O moçambicano estava tão entretido na conversa que não percebeu que o táxi já estava estacionado bem próximo da entrada da Faculdade de Filosofia e Letras.

Denzel, após desligar o carro e virando-se para o banco de trás, falou enquanto destravava o cinto de segurança:

— Desde que fiquei viúvo, há quase nove anos, utilizo uma parte do meu tempo vago, normalmente das oito da manhã até o meio-dia, para trabalhar como motorista de aplicativo. Essa atividade me ajuda bastante, pois ameniza a solidão. Depois de quatro horas de trabalho e papo com os passageiros, volto pra casa, onde preparo o meu almoço e o da “Menina”, uma cadelinha que minha esposa, já nos seus últimos dias de vida, recolheu da rua. E que desde então divide o apartamento comigo. Assim, trabalhando de motorista, além de complementar a minha renda, tenho também a oportunidade de conhecer e conversar com pessoas de diferentes perfis todos os dias, como estamos fazendo neste exato momento. Sobre o meu amigo Mia, precisaríamos de mais tempo para lhe contar como aquele homem simples, um intelectual, tornou-se “o professor da lanchonete”.

— Senhor Simon, chegamos. — Apontando para o prédio da faculdade, onde o moçambicano seria recebido pelos seus anfitriões, disse pausadamente o motorista, enquanto dava por concluída a corrida no aplicativo.

Simon, com um semblante de quem ainda estava tentando entender o que havia acabado de ouvir, permaneceu sentado e calado. Após quase dois minutos, o silêncio foi interrompido por Denzel:

— Senhor, já chegamos. Não posso ficar parado aqui neste local por muito tempo. A qualquer momento poderá chegar um ônibus da universidade.

— Ah. Sim, desculpa. Já estou saindo.

— Senhor Denzel, seria possível hoje a sua cadelinha almoçar mais tarde? Eu gostaria de convidá-lo para um refrigerante ou se preferir um suco na lanchonete onde o seu amigo moçambicano lecionou literatura por um bom um período. Ainda tenho um certo tempo antes do início da minha palestra. Lá o senhor poderá contar-me os detalhes de como o meu compatriota tornou-se o professor da lanchonete.

Sem titubear e sem responder, o motorista ligou o carro e seguiu na direção da placa que indicava estacionamento. Logo após colocar o seu Fusion em uma vaga destinada aos docentes, Denzel respondeu:

— Sim, a Menina poderá almoçar mais tarde.

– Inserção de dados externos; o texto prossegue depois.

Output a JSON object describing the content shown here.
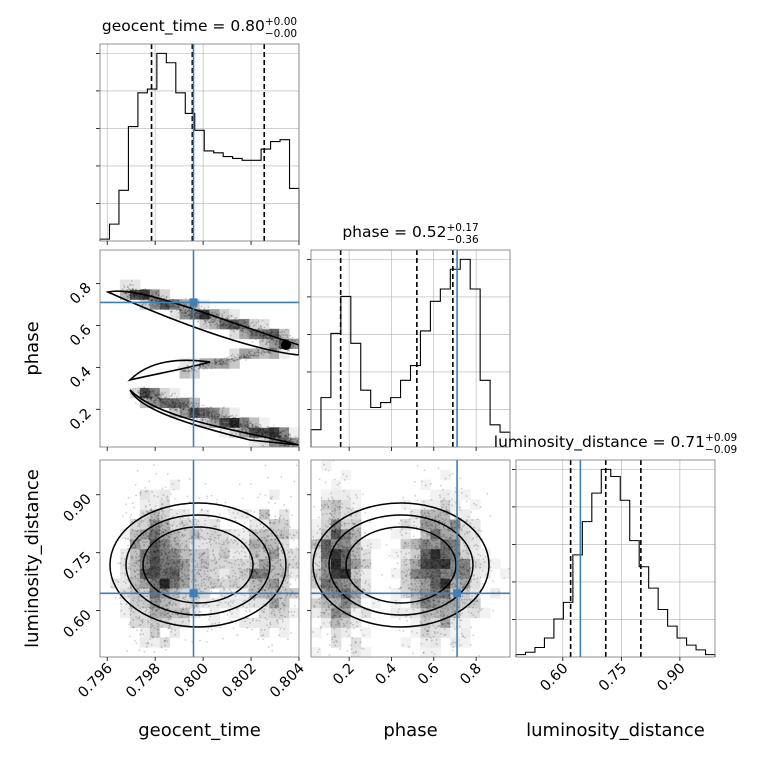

Esta é a primeira vez que retorno a este Campus depois que participei de uma pequena confraternização com meus colegas que marcou a minha despedida das atividades catedráticas. Vamos até a lanchonete, talvez ainda esteja funcionando.

Em uma mesa, com quatro lugares, bem próxima do balcão, Denzel e Simon continuaram conversando enquanto, além dos refrigerantes, comiam, com bastante gosto, o prato executivo do dia: feijão preto, arroz, frango assado e um pouco de salada de alface com tomate.

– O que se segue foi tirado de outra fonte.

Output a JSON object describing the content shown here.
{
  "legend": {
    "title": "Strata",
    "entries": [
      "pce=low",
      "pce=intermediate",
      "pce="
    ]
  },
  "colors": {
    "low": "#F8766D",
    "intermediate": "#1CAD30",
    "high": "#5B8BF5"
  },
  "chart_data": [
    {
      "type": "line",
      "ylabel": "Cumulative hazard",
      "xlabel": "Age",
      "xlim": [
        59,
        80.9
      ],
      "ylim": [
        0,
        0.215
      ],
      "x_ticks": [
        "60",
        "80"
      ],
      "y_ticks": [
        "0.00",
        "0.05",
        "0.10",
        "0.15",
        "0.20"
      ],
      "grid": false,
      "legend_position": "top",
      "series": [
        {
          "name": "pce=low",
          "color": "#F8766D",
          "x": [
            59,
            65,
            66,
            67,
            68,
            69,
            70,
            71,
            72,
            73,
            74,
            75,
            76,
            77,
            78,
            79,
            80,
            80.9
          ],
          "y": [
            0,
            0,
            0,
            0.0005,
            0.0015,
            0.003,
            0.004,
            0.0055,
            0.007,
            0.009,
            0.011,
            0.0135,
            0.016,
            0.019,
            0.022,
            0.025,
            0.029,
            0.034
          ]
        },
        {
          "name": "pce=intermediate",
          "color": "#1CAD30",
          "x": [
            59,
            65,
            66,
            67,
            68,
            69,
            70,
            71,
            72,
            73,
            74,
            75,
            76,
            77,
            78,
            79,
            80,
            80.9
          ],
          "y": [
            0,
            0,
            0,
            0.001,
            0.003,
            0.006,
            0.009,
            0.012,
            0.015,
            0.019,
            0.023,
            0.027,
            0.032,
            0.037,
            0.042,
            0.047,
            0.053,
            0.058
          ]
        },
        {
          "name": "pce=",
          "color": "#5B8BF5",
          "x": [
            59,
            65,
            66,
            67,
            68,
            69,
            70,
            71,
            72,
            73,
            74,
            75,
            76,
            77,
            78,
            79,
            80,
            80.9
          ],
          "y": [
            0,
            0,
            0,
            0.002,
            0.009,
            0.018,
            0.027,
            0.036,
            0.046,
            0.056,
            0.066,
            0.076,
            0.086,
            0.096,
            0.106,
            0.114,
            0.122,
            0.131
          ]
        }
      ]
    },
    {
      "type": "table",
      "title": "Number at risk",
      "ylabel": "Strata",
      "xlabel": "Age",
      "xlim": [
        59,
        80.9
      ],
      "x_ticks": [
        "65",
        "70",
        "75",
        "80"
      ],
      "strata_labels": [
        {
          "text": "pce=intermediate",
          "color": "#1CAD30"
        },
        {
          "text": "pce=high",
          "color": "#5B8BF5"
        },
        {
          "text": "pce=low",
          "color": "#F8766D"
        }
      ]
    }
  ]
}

Depois de saber que os atuais funcionários da lanchonete não haviam conhecido, e nem mesmo ouvido falar do professor Mia, Denzel, vez por outra, convidava um ou dois alunos que por ali passavam para se sentarem à mesa. E fazia a mesma pergunta sobre seu antigo amigo. Ninguém o havia conhecido ou tinha escutado alguma história sobre aulas de reforço ministradas naquela lanchonete.

Simon, que ouvia educadamente as perguntas de Denzel aos alunos e funcionários que por ali circulavam, percebeu que ele estava ficando apreensivo, demonstrando um certo desconforto, mantendo as mãos apoiadas na mesa, na posição de que pretendia ficar de pé.

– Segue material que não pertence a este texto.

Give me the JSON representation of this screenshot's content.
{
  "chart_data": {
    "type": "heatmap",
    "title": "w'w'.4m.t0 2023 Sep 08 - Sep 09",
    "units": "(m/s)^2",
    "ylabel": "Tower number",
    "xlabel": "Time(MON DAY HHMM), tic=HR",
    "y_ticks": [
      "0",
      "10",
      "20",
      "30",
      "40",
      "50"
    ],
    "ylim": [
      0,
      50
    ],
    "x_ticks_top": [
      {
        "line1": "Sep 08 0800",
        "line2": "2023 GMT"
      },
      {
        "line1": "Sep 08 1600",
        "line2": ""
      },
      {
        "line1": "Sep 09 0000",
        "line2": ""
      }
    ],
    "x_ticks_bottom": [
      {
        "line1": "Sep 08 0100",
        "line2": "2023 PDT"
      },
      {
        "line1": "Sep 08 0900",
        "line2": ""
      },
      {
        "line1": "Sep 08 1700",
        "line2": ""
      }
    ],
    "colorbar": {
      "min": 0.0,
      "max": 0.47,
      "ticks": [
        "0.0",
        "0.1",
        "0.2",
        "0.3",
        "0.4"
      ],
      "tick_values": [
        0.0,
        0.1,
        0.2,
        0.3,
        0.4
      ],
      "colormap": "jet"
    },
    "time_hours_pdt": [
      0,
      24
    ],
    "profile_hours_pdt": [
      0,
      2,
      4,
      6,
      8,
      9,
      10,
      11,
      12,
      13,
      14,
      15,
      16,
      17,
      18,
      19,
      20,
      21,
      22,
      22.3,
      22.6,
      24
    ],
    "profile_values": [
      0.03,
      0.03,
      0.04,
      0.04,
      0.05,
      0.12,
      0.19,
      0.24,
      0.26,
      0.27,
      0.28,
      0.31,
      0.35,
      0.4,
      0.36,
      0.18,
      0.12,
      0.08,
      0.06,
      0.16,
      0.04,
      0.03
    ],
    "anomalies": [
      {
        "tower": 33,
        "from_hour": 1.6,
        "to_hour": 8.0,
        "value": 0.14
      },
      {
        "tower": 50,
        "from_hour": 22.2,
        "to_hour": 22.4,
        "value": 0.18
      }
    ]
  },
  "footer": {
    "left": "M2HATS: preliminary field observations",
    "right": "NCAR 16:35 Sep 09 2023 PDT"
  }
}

— Denzel, não importa se as pessoas por aqui não conheceram o seu amigo. Eu acredito plenamente em você, na sua história do professor da lanchonete. — disse Simon enquanto, amigavelmente, tentava manter o parceiro sentado à mesa.

— Neste exato momento veio-me um pensamento, o qual eu gostaria de expor a você. — o moçambicano continuou falando — Desde jovem adoro ler obras filosóficas, principalmente dos autores clássicos. Então, o que estamos vivendo neste momento em relação ao professor Mia, “Marco Aurélio”, um dos Imperadores de Roma, há séculos deixou escrito em seu livro de Meditações:

“Somos criaturas de um dia, tanto os que lembram quanto os que são lembrados. Tudo é efêmero, tanto a lembrança quanto o objeto da lembrança.”

— Em breve, amigo Denzel, eu, você, o nosso encontro, tudo será esquecido pelo mundo e nós esqueceremos o mundo. Assim é a vida.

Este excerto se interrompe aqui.